There’s not a lot of backstory to the characters, but I’m guessing that the mother grew up poor. She has that look and attitude of someone that has climbed to a height never contemplated. This has made her cruel. She’s harsh to the servants, off handedly threatening one by telling her that with one word her husband can burn her to dust. She makes offhand jokes about the Jews living next door. Her mother comes to visit. Initially impressed by the house, once she actually understands the horror of what’s going on next door, she abruptly leaves.

The Nazis go to great lengths to pretend that evil is not taking place. In one scene, several German industrialists meet with Höss to discuss a new method of cremation. They carefully use terms like how the product moves through their system and the expected increase in yield. If you did not know differently, you wouldn’t guess that they are talking about mass incineration of executed prisoners.

The philosopher Hannah Arendt coined the phrase the banality of evil. She was talking about Adolph Eichmann, one of the main architects of the Final Solution. She found him not to be evil incarnate but a bland, bloodless bureaucrat ambitiously moving up the Nazi hierarchy. Since designing mass murder was what an ambitious Nazi bureaucrat had to do, he did it.

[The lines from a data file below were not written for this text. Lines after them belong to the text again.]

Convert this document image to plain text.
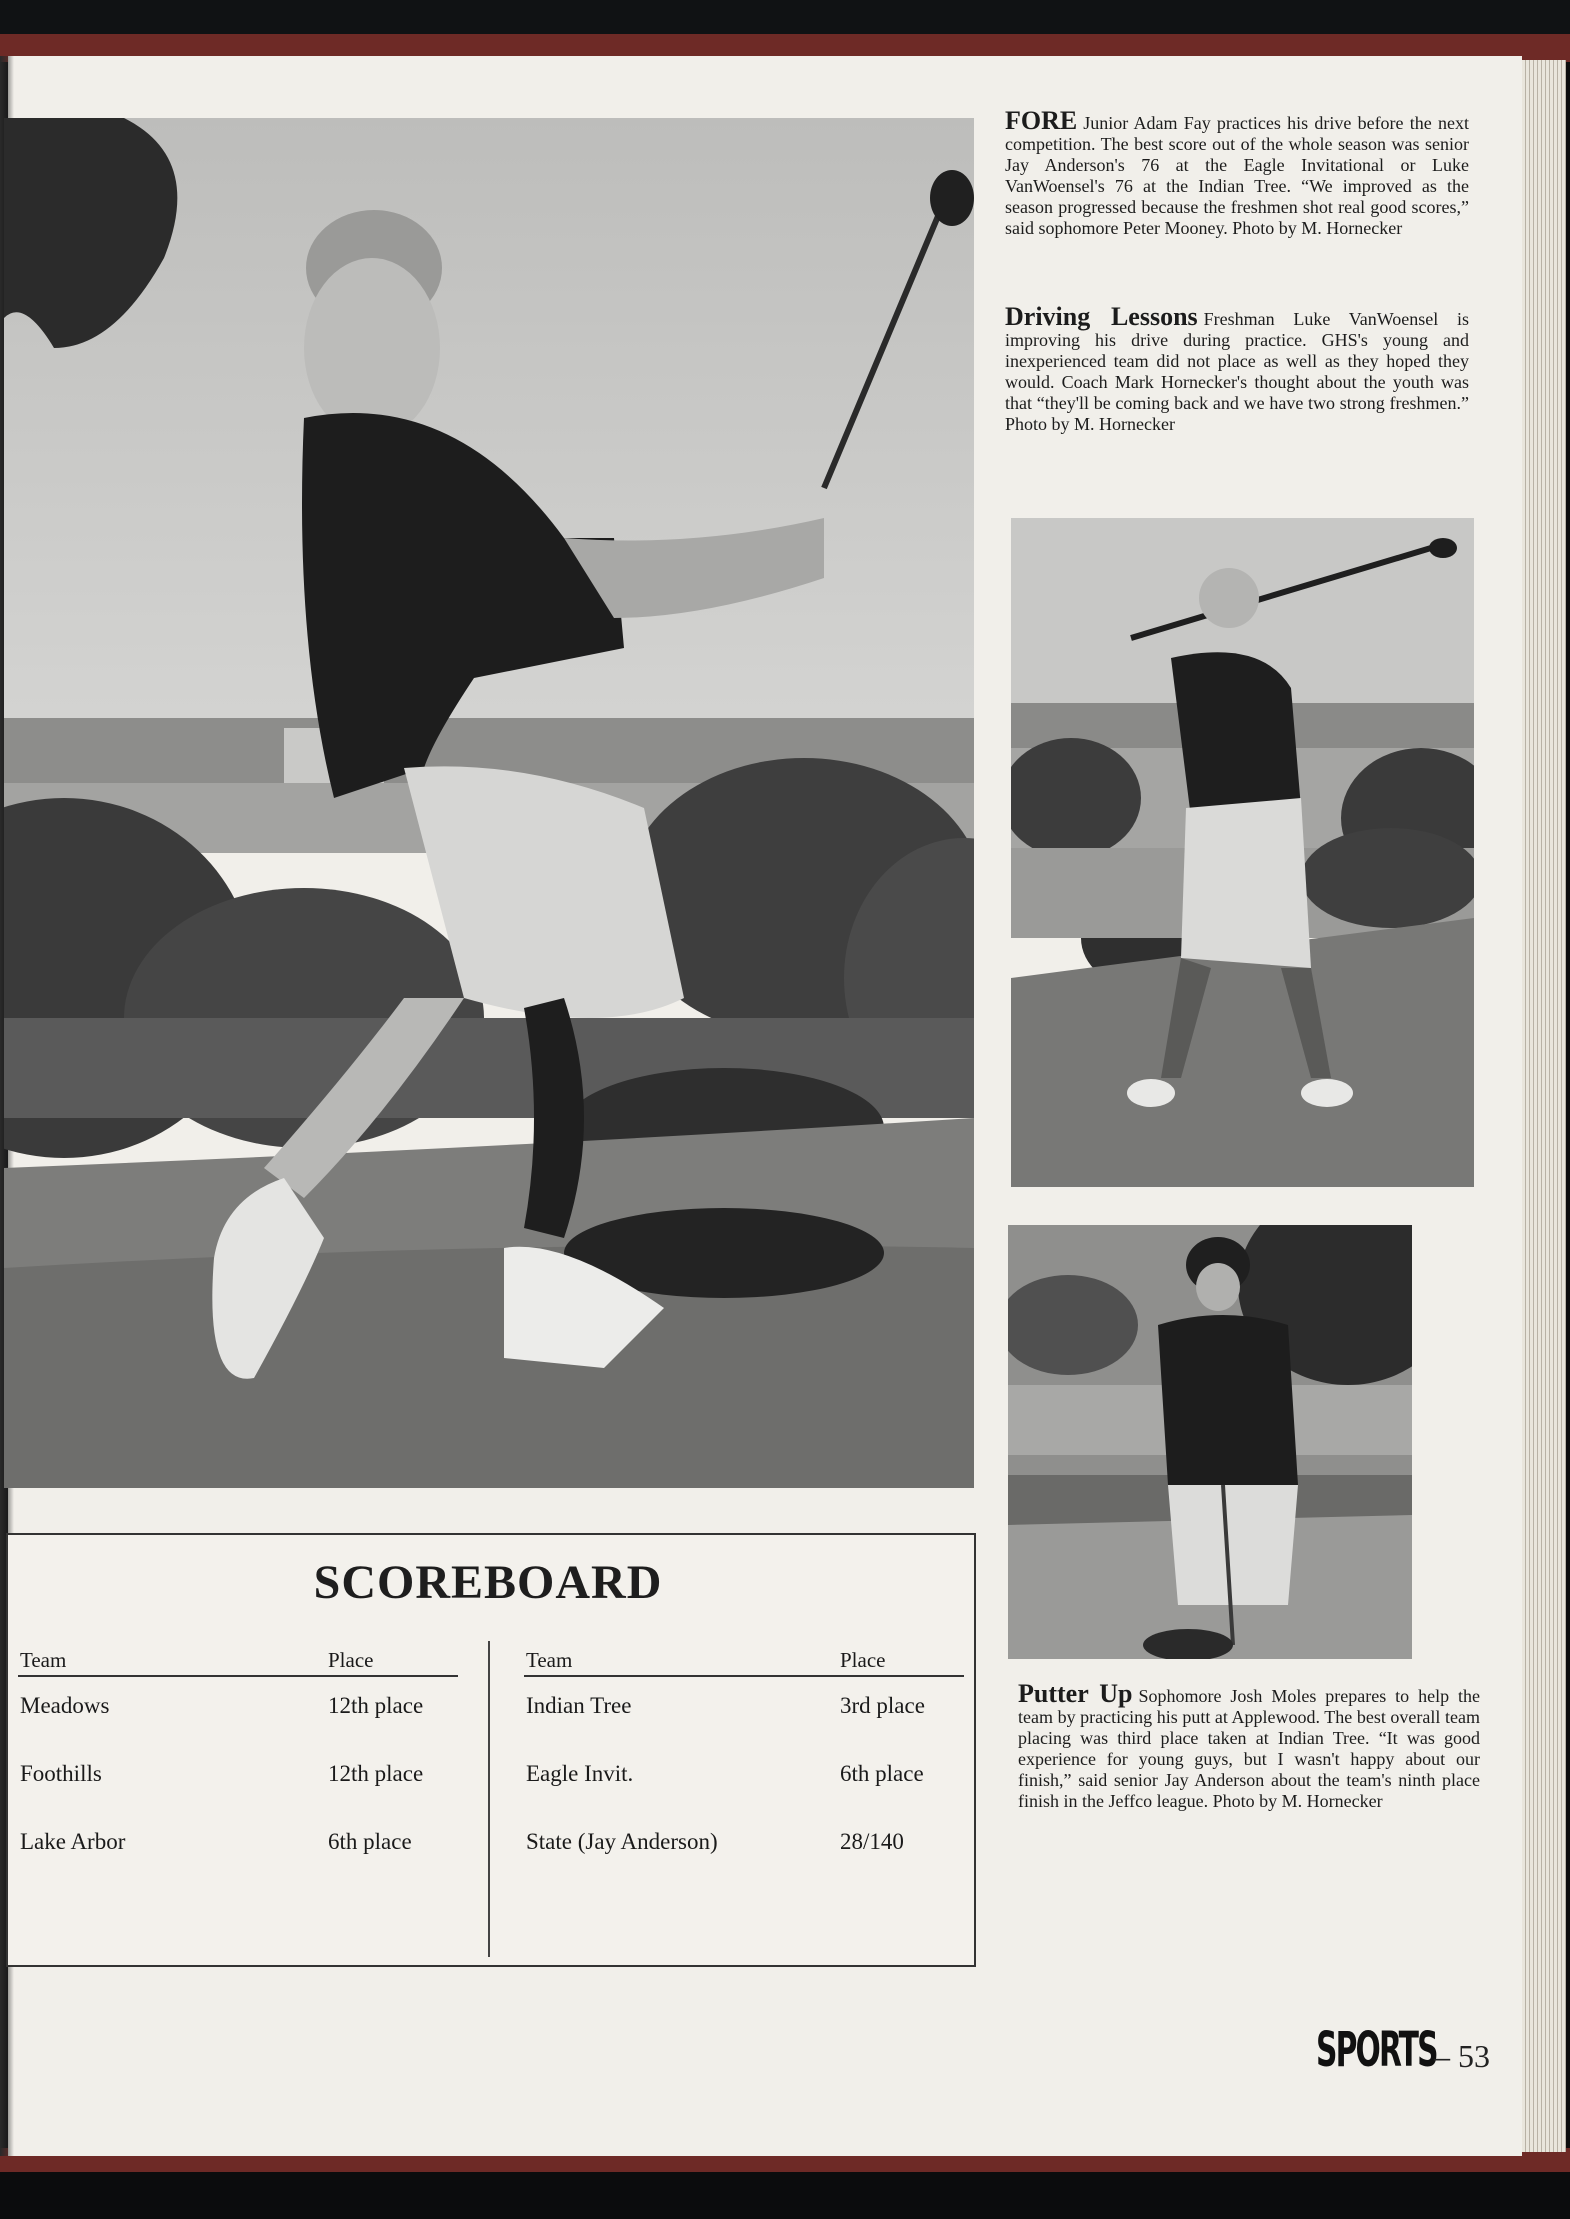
FORE Junior Adam Fay practices his drive before the next competition. The best score out of the whole season was senior Jay Anderson's 76 at the Eagle Invitational or Luke VanWoensel's 76 at the Indian Tree. “We improved as the season progressed because the freshmen shot real good scores,” said sophomore Peter Mooney. Photo by M. Hornecker
Driving Lessons Freshman Luke VanWoensel is improving his drive during practice. GHS's young and inexperienced team did not place as well as they hoped they would. Coach Mark Hornecker's thought about the youth was that “they'll be coming back and we have two strong freshmen.” Photo by M. Hornecker
Putter Up Sophomore Josh Moles prepares to help the team by practicing his putt at Applewood. The best overall team placing was third place taken at Indian Tree. “It was good experience for young guys, but I wasn't happy about our finish,” said senior Jay Anderson about the team's ninth place finish in the Jeffco league. Photo by M. Hornecker
SCOREBOARD
Team	Place
Meadows	12th place
Foothills	12th place
Lake Arbor	6th place
Team	Place
Indian Tree	3rd place
Eagle Invit.	6th place
State (Jay Anderson)	28/140
SPORTS
– 53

Is this what the film is touching on here? Höss and his wife are up and comers. Although the film doesn’t go into it, Höss was a pretty early member of the Nazi Party. He clearly saw the Nazi Party as the ticket to fulfil his ambition. Perhaps, if the Nazi Party didn’t exist, might he have ended up a middle manager of a factory somewhere?

People say, when doing something that they know is not right, that you have to break a couple of eggs to make an omelet. In the case of Rudolph Höss, he had to break three and a half million eggs (give or take a million).

This film was a disturbing picture of what the banality of evil really looks like.